Friday morning I was watching the news and heard a market reporter say that the stock market favors Senator Barack Obama for President.
Since the biggest McCain talking point about Obama is that he’s going to raise taxes, I wondered why the reporter would say such a thing. He claimed that when markets are down in the few months leading up to an election, a “change” (in party) comes to the White House.
I googled “stock market Obama” and most of what I saw linked him to the market’s crash and blamed him for crashes to come. Is Obama Depressing the Market?…Is Obama Dragging Down Stock Prices?…President Obama and the Coming Stock Market Crash.
I saw a campaign ad that fell just shy of blaming Senator Obama for the subprime market meltdown.

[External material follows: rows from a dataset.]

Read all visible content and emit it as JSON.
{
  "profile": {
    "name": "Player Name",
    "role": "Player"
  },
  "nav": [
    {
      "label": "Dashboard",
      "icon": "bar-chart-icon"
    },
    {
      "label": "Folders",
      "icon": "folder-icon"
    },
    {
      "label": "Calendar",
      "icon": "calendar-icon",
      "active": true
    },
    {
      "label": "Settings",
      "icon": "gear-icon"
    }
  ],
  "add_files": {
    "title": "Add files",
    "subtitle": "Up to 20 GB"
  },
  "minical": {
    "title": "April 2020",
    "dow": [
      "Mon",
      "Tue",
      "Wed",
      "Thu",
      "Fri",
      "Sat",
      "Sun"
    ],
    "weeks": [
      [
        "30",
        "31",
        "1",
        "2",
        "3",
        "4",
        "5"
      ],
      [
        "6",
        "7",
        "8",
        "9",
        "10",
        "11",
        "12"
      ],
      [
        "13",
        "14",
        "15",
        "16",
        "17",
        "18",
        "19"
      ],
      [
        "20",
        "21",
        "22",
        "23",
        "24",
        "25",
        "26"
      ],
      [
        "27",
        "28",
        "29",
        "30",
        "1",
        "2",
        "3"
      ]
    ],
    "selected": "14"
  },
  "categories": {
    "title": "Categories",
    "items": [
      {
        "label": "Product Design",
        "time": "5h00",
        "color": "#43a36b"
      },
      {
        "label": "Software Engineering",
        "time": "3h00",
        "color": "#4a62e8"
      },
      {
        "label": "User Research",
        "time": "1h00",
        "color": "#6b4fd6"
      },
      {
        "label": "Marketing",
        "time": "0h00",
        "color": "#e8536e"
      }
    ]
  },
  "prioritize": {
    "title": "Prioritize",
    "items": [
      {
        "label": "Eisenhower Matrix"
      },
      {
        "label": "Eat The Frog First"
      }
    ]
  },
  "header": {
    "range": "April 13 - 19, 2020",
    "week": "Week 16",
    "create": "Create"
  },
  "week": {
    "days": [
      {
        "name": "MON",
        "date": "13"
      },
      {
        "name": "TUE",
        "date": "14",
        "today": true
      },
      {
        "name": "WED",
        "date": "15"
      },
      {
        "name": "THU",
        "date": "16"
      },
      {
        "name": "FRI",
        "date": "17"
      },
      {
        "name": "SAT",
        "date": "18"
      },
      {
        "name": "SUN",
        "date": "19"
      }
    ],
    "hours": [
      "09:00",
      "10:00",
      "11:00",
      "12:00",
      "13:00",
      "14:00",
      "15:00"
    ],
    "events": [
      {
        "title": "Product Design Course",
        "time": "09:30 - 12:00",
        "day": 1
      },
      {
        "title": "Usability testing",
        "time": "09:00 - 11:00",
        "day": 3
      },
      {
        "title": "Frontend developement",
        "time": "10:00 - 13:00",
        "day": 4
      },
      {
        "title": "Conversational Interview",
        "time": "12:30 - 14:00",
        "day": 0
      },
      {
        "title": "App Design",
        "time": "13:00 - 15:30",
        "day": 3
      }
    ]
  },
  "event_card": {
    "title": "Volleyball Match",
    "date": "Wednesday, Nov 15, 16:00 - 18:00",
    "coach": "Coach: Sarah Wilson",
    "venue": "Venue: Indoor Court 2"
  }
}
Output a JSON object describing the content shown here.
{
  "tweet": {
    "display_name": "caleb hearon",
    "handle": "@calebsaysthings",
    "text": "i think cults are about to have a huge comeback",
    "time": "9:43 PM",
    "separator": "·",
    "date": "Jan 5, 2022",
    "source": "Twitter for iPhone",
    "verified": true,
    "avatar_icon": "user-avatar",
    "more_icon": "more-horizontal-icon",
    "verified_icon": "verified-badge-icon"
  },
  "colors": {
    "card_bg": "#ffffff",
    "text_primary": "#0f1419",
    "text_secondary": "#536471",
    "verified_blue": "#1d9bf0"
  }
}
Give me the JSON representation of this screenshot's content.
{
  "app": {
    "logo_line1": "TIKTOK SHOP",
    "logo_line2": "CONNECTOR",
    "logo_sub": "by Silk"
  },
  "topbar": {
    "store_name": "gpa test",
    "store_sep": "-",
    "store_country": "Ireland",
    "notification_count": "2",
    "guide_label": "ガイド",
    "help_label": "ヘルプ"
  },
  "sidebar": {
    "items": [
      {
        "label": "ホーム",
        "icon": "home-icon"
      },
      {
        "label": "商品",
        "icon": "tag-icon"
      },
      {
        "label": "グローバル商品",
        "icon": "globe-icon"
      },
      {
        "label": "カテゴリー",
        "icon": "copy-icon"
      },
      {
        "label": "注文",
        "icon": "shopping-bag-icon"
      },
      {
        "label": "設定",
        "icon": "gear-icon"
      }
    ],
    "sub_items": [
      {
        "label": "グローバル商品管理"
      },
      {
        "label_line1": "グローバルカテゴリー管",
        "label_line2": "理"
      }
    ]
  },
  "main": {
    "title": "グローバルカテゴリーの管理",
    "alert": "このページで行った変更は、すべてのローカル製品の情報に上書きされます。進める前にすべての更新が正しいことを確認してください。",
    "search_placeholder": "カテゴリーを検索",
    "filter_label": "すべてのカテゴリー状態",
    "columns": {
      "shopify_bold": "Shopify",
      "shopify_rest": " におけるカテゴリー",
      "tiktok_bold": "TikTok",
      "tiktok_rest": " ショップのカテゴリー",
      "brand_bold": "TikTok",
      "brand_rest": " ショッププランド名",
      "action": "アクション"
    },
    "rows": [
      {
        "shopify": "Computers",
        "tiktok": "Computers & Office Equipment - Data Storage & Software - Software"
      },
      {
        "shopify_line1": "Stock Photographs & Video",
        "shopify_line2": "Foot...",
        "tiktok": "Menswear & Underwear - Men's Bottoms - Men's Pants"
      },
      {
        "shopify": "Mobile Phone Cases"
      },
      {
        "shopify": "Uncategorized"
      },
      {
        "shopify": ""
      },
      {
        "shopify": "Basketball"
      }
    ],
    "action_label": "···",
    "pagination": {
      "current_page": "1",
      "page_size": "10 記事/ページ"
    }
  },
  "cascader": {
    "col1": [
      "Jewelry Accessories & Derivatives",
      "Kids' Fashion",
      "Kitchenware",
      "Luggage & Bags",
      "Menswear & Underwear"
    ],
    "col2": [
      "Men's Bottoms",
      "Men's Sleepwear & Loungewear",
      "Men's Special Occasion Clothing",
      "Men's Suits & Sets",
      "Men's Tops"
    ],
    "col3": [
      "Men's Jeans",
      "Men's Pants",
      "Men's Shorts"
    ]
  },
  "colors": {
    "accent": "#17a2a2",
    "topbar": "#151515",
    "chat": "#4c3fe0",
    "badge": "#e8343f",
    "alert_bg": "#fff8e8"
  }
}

Funny, I must have glazed over his experience as a shady loan officer or investment banker while examining his vita. My bad, I was probably too preoccupied with the Harvard Law degree.
In all seriousness, this is ridiculous. Anyone trying to blame the market’s downfall on one person, particularly a politician, is only drawing more attention to their own ignorance. The meltdown and subsequent rescue plan have too many guilty parties to identify (the government being one of them), but much of the current crisis can be traced to Wall Street’s insatiable appetite for derivatives and mortgage backed securities.
Derivatives in and of themselves have no value, as their value is determined from the value of an underlying asset. They are traded on many assets such as currencies, stocks and commodities. Common derivatives include futures, options and swaps. Originally designed to reduce risk, derivatives have been increasingly used to take on risk.
Mortgage backed securities are bonds which are linked to home loans. Mortgage lenders bundle a set of home loans which are then securitized and sold off to outside investors as bonds. The mortgage payments are then passed through to the investors.
It was all good until counterparties started defaulting and the mortgages stopped being paid. A ripple of losses sparked a worldwide panic which paralyzed credit markets and sent stock markets south. Several central banks have responded by lowering interest rates and pumping cash into banks, all in hopes that banks will start trusting (and lending to) each other again.
So you see, this is much deeper than any one candidate could have predicted, caused or remedied.
As for which candidate would be better for the stock market, I couldn’t care less. There are far more important things on my mind when I consider who should be the next President of the United States.